Union Environment Ministry s Vision Statement on Environment and Human Health says, "Alternatives to asbestos may be used to the extent possible and use of asbestos may be phased out." Union Ministry of Chemicals urged the government to disassociate itself from countries like Russia and Canada who derailed the international consensus that could have categorised chrysotile asbestos as a hazardous substance. If the Finance Minister takes cognizance of the global and national developments, the Union Budget may see the beginning of the end of the asbestos manufacturing industry in India given the fact that it’s mining is already banned by Union Mines Ministry.

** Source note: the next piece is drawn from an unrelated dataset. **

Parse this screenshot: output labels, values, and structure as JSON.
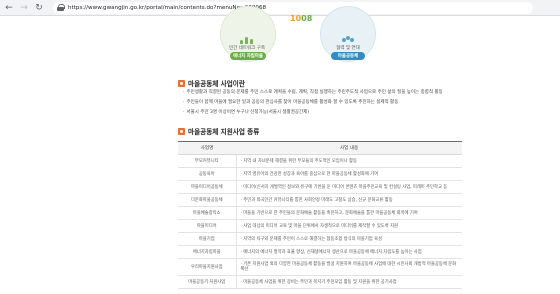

It high time Union Rural Development Minister took cognizance of it and made its Indira Awas Yojna, asbestos free. Inhalation of asbestos fibres can cause serious illnesses including malignant lung cancer or mesothelioma and asbestosis, a chronic lung disease. The year 2011 will be remembered for a successful villagers' struggle against an asbestos plant in Chainpur-Bishunpur in Marwan block of Muzaffarpur district, Bihar that led to its closure. Bihar State Human Rights Commission has announced the winding up of the killer plant. Several such plants are facing resistance in Bihar and across the country. Kerala Human Rights Commission had banned the use of asbestos roofs in schools and hospitals in me state and the National Human Rights Commission had issued notices to central ministries, states and union territories seeking a report on asbestos related incurable diseases and on why asbestos should not be banned.
It is a bizarre and inexplicable economic logic to allow Russia and Canada and other asbestos producers to endanger the health of present and future generation of Indian citizens even as the developed world saves its citizens from the killer fibers of asbestos.